A typical 500 MW offshore wind farm would require an operations and maintenance base which would be on the nearby coast. Such a project would generally create between 80-100 fulltime jobs, according to the IWEA. There would also be a substantial increase to in-direct employment and associated socio-economic benefit to the surrounding area where the operation and maintenance hub is located.

The recent Carbon Trust report for the IWEA, entitled Harnessing our potential, identified significant skills shortages for offshore wind in Ireland across the areas of engineering financial services and logistics. The IWEA says that as Ireland is a relatively new entrant to the offshore wind market, there are "opportunities to develop and implement strategies to address the skills shortages for delivering offshore wind and for Ireland to be a net exporter of human capital and skills to the highly competitive global offshore wind supply chain". Offshore wind requires a diverse workforce with jobs in both transferable (for example from the oil and gas sector) and specialist disciplines across apprenticeships and higher education. IWEA have a training network called the Green Tech Skillnet that facilitates training and networking opportunities in the renewable energy sector.
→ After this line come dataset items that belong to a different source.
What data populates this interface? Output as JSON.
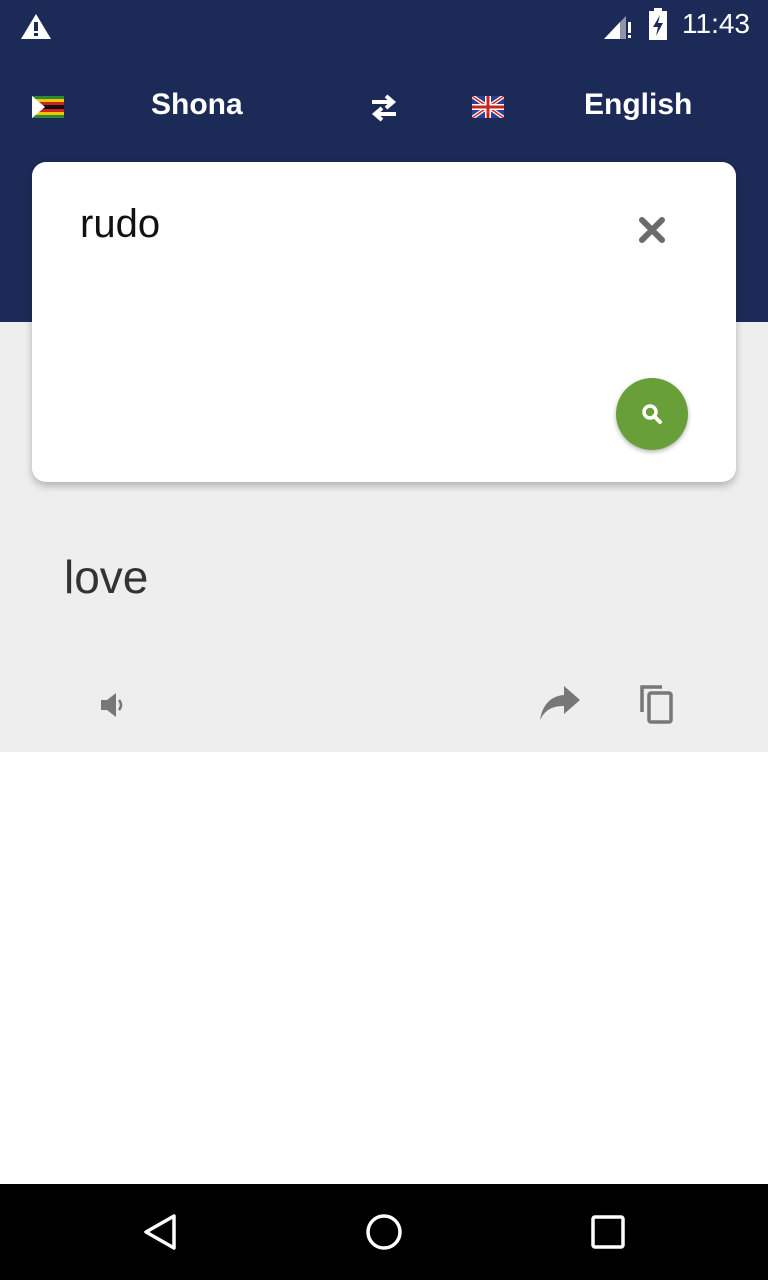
{
  "status_bar": {
    "time": "11:43",
    "icons": [
      "warning-icon",
      "signal-icon",
      "battery-charging-icon"
    ]
  },
  "header": {
    "source_language": "Shona",
    "target_language": "English",
    "source_flag": "zimbabwe-flag",
    "target_flag": "uk-flag",
    "swap_icon": "swap-icon"
  },
  "input": {
    "value": "rudo",
    "clear_icon": "close-icon",
    "search_icon": "search-icon"
  },
  "result": {
    "text": "love",
    "actions": [
      "speaker-icon",
      "share-icon",
      "copy-icon"
    ]
  },
  "colors": {
    "primary": "#1c2a57",
    "accent": "#689f38",
    "background": "#eeeeee"
  }
}
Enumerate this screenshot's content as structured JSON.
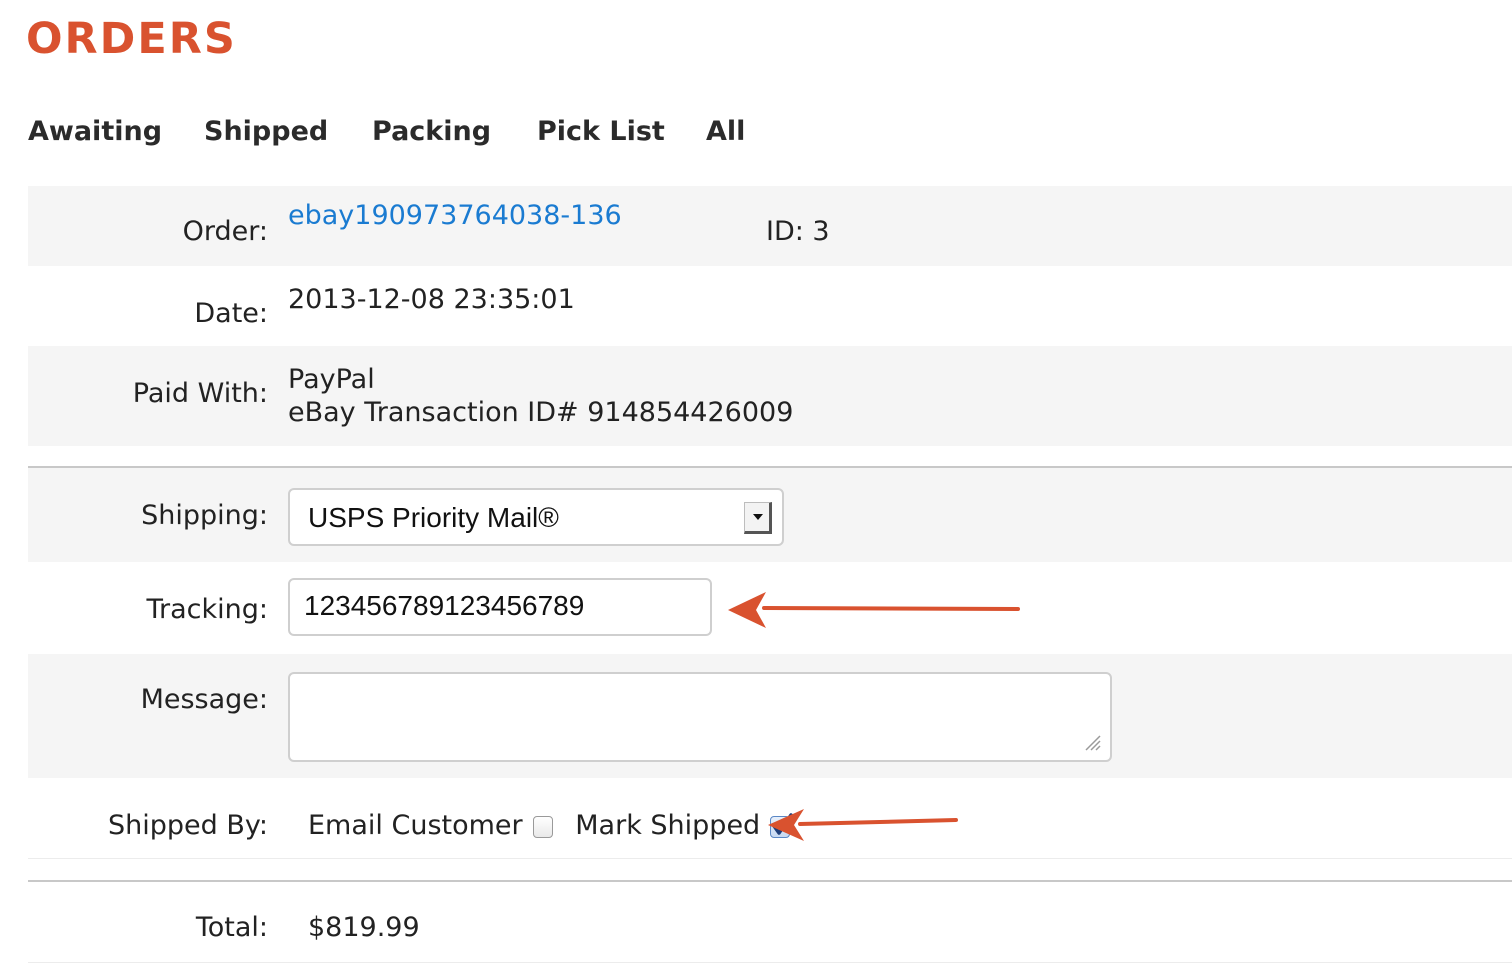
{
  "page": {
    "title": "ORDERS"
  },
  "tabs": [
    {
      "label": "Awaiting"
    },
    {
      "label": "Shipped"
    },
    {
      "label": "Packing"
    },
    {
      "label": "Pick List"
    },
    {
      "label": "All"
    }
  ],
  "order": {
    "order_label": "Order:",
    "order_number": "ebay190973764038-136",
    "id_text": "ID: 3",
    "date_label": "Date:",
    "date_value": "2013-12-08 23:35:01",
    "paid_label": "Paid With:",
    "paid_method": "PayPal",
    "paid_transaction": "eBay Transaction ID# 914854426009"
  },
  "shipping": {
    "shipping_label": "Shipping:",
    "shipping_selected": "USPS Priority Mail®",
    "tracking_label": "Tracking:",
    "tracking_value": "123456789123456789",
    "message_label": "Message:",
    "message_value": "",
    "shipped_by_label": "Shipped By:",
    "email_customer_label": "Email Customer",
    "email_customer_checked": false,
    "mark_shipped_label": "Mark Shipped",
    "mark_shipped_checked": true
  },
  "total": {
    "total_label": "Total:",
    "total_value": "$819.99"
  },
  "colors": {
    "title": "#d9522f",
    "link": "#1a7bd1",
    "annotation_arrow": "#d9522f",
    "row_shade": "#f5f5f5"
  }
}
It is expected that developing the 3.5 GW of offshore wind energy identified in the Government's Climate Action Plan would create around 2,500 jobs in construction and development and around 700 permanent operations and maintenance jobs. The Programme for Government published in 2020 has an enhanced target of 5 GW of offshore wind which would create even more employment. The industry says that in the initial stages, the development of offshore wind energy would create employment in conducting environmental surveys, community engagement and development applications for planning. As a site moves to construction, people with backgrounds in various types of engineering, marine construction and marine transport would be recruited. Once the site is up and running , a project requires a team of turbine technicians, engineers and administrators to ensure the wind farm is fully and properly maintained, as well as crew for the crew transfer vessels transporting workers from shore to the turbines.
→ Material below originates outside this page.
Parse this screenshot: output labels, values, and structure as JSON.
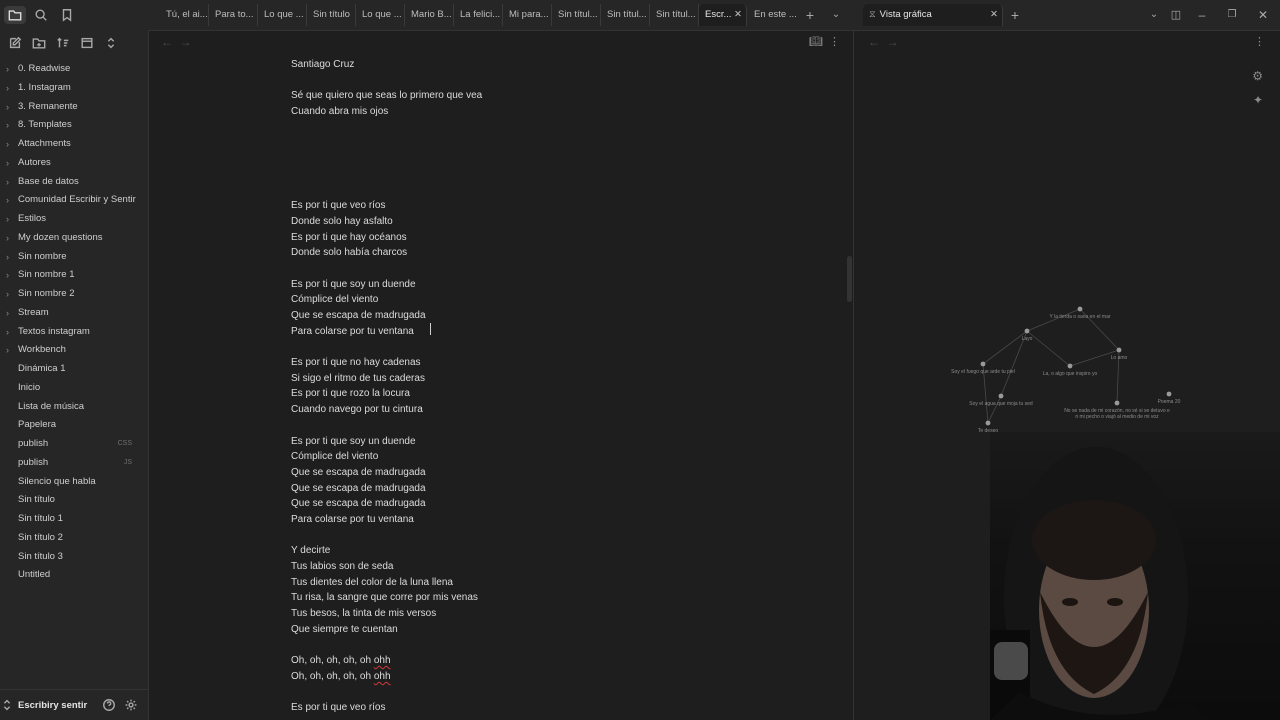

The IEA says that today's offshore wind market "doesn't even come close to tapping the full potential – with high-quality resources available in most major markets". It estimates that offshore wind has the potential to generate more than 420 000 Terawatt hours per year (TWh/yr) worldwide – as in more than 18 times the current global electricity demand. One Terawatt is 114 megawatts, and to put it in context, Scotland it has a population a little over 5 million and requires 25 TWh/yr of electrical energy.

Not as advanced as wind, with anchoring a big challenge – given that the most effective wave energy has to be in the most energetic locations, such as the Irish west coast. Britain, Ireland and Portugal are regarded as most advanced in developing wave energy technology. The prize is significant, the industry says, as there are forecasts that varying between 4000TWh/yr to 29500TWh/yr. Europe consumes around 3000TWh/year.

The industry has two main umbrella organisations – the Irish Wind Energy Association, which represents both onshore and offshore wind, and the Marine Renewables Industry Association, which focuses on all types of renewable in the marine environment.